La transition numérique est encore peu intégrée au processus de transformation des entreprises, et la mesure des impacts tant sur les transformations des métiers futurs que sur les mutations des secteurs de l’économie est difficilement prévisible. Par ailleurs, on pressent que les prérequis indispensables des individus y compris à titre personnel, en termes de compétences techniques et cognitives sont insuffisantes et si ces écarts sont déjà perceptibles, ils ne sont pas encore suffisamment dimensionnés (l’indicateur de niveau de vie pour les ménages, ne comprend pas encore l’accès au numérique, la détention d’un poste mobile ou fixe, ...). Ces transformations ne passent pas que par les « d’outils » mais aussi par des modes de travail plus collaboratifs et adaptatifs. Pour autant la France bénéficie d’infrastructures, d’une densité territoriale, devant lui permettre de se saisir profitablement de nouvelles politiques d’investissements publiques (Recherches notamment). Par ailleurs notre retard en termes d’empreinte carbone des produits importés, nous oblige à revoir nos processus et sont autant de sources de richesses futures.

Préconisations :

  • Revoir la stratégie de recherche en associant l’ensemble des parties prenantes, et élaborer des sous-indicateurs sectoriels en lien avec une démarche d’évaluation des politiques publiques de recherche.
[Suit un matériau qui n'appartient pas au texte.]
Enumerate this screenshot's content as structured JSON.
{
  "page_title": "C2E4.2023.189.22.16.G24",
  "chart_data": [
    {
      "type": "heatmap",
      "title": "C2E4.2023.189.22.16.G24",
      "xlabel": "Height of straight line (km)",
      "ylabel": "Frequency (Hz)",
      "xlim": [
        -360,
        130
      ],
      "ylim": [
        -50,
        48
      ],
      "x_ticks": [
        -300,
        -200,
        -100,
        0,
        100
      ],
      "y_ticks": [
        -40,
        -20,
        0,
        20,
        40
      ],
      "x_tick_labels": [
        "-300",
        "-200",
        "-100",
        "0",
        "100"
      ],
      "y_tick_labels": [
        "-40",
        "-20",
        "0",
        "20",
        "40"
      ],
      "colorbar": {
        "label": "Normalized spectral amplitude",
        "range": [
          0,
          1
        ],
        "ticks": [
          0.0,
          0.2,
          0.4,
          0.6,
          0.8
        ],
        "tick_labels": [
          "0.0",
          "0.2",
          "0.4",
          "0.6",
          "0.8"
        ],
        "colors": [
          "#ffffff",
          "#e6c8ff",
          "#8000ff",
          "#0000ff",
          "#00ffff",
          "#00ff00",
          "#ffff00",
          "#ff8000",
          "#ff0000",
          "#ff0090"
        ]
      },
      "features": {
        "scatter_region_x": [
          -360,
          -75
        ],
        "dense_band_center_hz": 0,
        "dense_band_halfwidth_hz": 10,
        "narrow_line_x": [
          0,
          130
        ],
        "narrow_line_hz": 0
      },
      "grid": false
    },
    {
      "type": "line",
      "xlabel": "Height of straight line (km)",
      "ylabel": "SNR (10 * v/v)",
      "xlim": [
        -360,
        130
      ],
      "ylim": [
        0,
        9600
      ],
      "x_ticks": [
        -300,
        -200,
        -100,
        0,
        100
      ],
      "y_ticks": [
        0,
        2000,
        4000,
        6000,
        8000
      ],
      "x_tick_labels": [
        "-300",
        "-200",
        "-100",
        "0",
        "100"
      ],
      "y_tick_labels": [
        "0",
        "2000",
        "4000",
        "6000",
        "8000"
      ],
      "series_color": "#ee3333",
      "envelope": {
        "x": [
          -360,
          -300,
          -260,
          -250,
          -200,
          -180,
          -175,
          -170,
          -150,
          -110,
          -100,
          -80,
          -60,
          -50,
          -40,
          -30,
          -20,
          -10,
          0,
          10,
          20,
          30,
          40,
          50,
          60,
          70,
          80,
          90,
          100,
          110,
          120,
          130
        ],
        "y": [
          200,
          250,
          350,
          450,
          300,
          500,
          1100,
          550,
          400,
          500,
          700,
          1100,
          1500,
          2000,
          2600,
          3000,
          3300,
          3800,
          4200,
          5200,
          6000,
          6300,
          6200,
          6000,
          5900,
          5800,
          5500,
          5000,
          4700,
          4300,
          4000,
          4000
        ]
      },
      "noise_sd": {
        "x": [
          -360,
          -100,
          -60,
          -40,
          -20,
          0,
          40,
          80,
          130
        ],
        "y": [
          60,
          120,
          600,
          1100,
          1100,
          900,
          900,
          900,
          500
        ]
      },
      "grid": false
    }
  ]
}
  • Intégrer les innovations quant aux « structures sociales et organisation des parcours professionnels permettant d’assurer à chacun les risques qui peuvent survenir ».
  • Encadrer juridiquement l’activité numérique afin de garantir revenus et droits sociaux de qualité.
  • Faire de l’empreinte carbone un véritable outil d’aide à la décision publique.